EX-4.3 6 a2215744zex-4_3.htm EX-4.3

Exhibit 4.3





Dated as of July 9, 2013


Reference is made to that certain Eighth Amended and Restated Stockholders’ Agreement, dated July 27, 2012 (the “Stockholders’ Agreement”), by and among Onconova Therapeutics, Inc., a Delaware corporation (the “Corporation”) and the Stockholders (as that term is defined in the Stockholders’ Agreement).  All capitalized terms used and not otherwise defined herein have the respective meanings given to them in the Stockholders’ Agreement.

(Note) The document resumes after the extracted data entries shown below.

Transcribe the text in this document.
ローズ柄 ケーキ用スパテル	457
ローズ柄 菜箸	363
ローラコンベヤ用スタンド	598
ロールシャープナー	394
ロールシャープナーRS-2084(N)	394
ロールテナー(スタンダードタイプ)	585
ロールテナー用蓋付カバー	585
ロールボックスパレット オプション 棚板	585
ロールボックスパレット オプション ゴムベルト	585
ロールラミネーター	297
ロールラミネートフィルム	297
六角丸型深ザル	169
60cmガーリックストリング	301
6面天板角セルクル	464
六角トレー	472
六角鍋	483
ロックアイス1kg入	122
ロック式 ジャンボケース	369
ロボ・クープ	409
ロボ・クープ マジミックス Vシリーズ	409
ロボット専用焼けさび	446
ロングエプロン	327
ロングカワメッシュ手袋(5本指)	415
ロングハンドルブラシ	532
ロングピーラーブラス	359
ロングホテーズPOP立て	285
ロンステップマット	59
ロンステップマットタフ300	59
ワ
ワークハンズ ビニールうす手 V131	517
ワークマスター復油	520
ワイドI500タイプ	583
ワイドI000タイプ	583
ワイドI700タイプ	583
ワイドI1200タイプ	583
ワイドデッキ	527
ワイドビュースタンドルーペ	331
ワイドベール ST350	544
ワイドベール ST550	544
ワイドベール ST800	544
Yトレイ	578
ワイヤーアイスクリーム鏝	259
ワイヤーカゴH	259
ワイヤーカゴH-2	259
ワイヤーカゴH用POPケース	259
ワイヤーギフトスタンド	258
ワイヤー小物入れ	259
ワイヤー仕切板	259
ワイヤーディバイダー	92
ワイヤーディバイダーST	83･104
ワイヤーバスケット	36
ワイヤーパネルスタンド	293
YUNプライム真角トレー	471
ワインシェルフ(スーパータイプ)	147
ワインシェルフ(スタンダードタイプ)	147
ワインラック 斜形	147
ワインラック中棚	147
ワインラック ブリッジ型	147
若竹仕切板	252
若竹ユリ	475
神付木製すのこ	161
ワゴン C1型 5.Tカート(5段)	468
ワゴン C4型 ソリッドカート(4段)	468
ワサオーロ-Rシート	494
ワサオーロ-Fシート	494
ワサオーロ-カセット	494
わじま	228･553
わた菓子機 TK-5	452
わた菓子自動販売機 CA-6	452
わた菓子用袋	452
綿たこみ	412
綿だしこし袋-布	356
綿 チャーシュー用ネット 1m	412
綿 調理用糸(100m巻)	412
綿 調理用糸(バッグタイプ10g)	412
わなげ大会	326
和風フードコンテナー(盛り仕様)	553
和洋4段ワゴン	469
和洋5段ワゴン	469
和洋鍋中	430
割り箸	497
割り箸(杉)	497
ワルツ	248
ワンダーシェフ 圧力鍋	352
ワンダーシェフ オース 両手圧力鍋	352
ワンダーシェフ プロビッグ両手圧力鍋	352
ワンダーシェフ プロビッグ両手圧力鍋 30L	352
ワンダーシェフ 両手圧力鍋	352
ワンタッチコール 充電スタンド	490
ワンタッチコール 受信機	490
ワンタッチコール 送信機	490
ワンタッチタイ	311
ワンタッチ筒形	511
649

1.                    Amendments.  Pursuant to Section 10 of the Stockholders’ Agreement, the Corporation and the Stockholders agree to amend the Stockholders Agreement as follows:


a.              The eighth paragraph of Section 1 of the Stockholders’ Agreement is amended and restated in its entirety as follows:


““Designated Offering” means a firmly underwritten public offering registered under the Securities Act, where the gross proceeds to the Corporation from such offering, after deducting underwriters discounts, are not less than $25,000,000.”


b.              A new paragraph (j) is added to Section 15 of the Stockholders’ Agreement as follows


“(j)          The provisions of this Section 15 shall terminate upon the consummation of a Designated Offering.”


2.                    Governing Law.  This Amendment shall be exclusively governed by and construed in accordance with, the internal laws of the Delaware, without reference to the choice of law or conflicts of law principles thereof.


3.                      Miscellaneous.  This Amendment shall be deemed to be part of and incorporated into the Stockholders’ Agreement. Except to the extent specifically amended hereby, the provisions of the Stockholders’ Agreement shall remain unmodified, and the Stockholders’ Agreement is hereby confirmed as being in full force and effect.